For example, by using a siloxane compound having one SiH group as the compound (δ), a siloxane structural site can be introduced at the end of the polymer. Specific examples of the siloxane compound having one SiH group include a cyclic polysiloxane compound in which m = 1 in the above-mentioned general formula (II), and one of R ^{10 to} R ^{17 in} the above-mentioned general formula (III) is hydrogen. Examples thereof include a polyhedron polysiloxane compound which is an atom, a silylated silicic acid compound in which one ^{of R 18 to} R ^{41 in the above general formula (IV) is a hydrogen atom, and the like.} The siloxane compound having one SiH group may be a chain siloxane compound.

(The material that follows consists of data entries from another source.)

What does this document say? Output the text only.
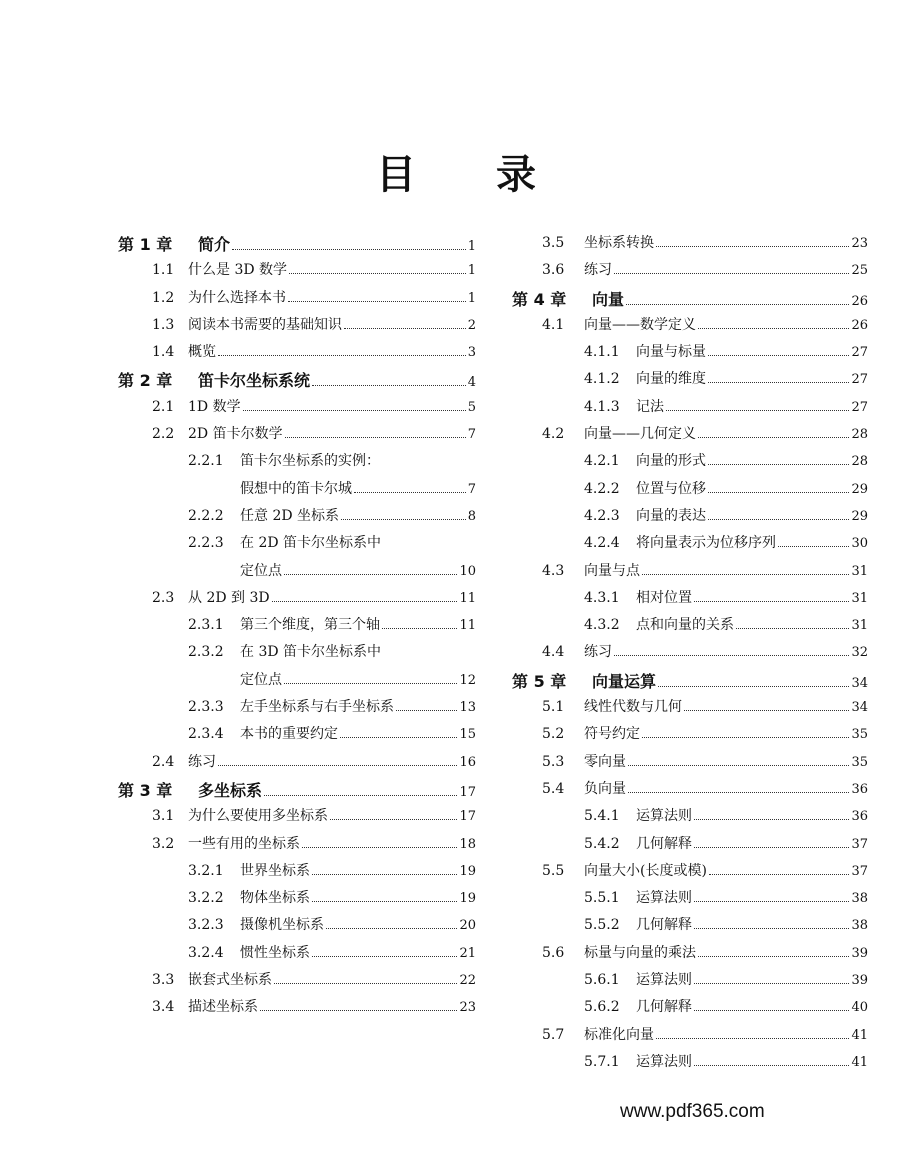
目 录
第 1 章	简介	1
1.1 什么是 3D 数学	1
1.2 为什么选择本书	1
1.3 阅读本书需要的基础知识	2
1.4 概览	3
第 2 章	笛卡尔坐标系统	4
2.1 1D 数学	5
2.2 2D 笛卡尔数学	7
2.2.1	笛卡尔坐标系的实例：
假想中的笛卡尔城	7
2.2.2	任意 2D 坐标系	8
2.2.3	在 2D 笛卡尔坐标系中
定位点	10
2.3 从 2D 到 3D	11
2.3.1	第三个维度，第三个轴	11
2.3.2	在 3D 笛卡尔坐标系中
定位点	12
2.3.3	左手坐标系与右手坐标系	13
2.3.4	本书的重要约定	15
2.4 练习	16
第 3 章	多坐标系	17
3.1 为什么要使用多坐标系	17
3.2 一些有用的坐标系	18
3.2.1	世界坐标系	19
3.2.2	物体坐标系	19
3.2.3	摄像机坐标系	20
3.2.4	惯性坐标系	21
3.3 嵌套式坐标系	22
3.4 描述坐标系	23
3.5	坐标系转换	23
3.6	练习	25
第 4 章	向量	26
4.1	向量——数学定义	26
4.1.1	向量与标量	27
4.1.2	向量的维度	27
4.1.3	记法	27
4.2	向量——几何定义	28
4.2.1	向量的形式	28
4.2.2	位置与位移	29
4.2.3	向量的表达	29
4.2.4	将向量表示为位移序列	30
4.3	向量与点	31
4.3.1	相对位置	31
4.3.2	点和向量的关系	31
4.4	练习	32
第 5 章	向量运算	34
5.1	线性代数与几何	34
5.2	符号约定	35
5.3	零向量	35
5.4	负向量	36
5.4.1	运算法则	36
5.4.2	几何解释	37
5.5	向量大小(长度或模)	37
5.5.1	运算法则	38
5.5.2	几何解释	38
5.6	标量与向量的乘法	39
5.6.1	运算法则	39
5.6.2	几何解释	40
5.7	标准化向量	41
5.7.1	运算法则	41
www.pdf365.com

By using a compound containing one ethylenically unsaturated group as the compound (δ), a desired functional group can be introduced at the end of the polymer. In addition to the above, compounds involved in the hydrosilylation reaction, such as chain polysiloxane having two or more SiH groups, may be included in the starting material.

(Hydrosilylation reaction)
The order and method of the hydrosilylation reaction are not particularly limited. From the viewpoint of simplifying the synthesis step, it is preferable to charge all the starting materials in one pot, carry out a hydrosilylation reaction, and finally remove the unreacted compound. On the other hand, from the viewpoint of suppressing the formation of low molecular weight compounds, a compound containing a plurality of ethylenically unsaturated groups (for example, compound (α) and compound (γ)) and a compound containing a plurality of SiH groups (for example, compound (β)). ), And one of them is subjected to a hydrosilylation reaction, and after removing the unreacted compound, a compound having only one functional group involved in the hydrosilylation reaction (for example, compound (δ)) is added to one molecule. A method of carrying out a hydrosilylation reaction is preferable.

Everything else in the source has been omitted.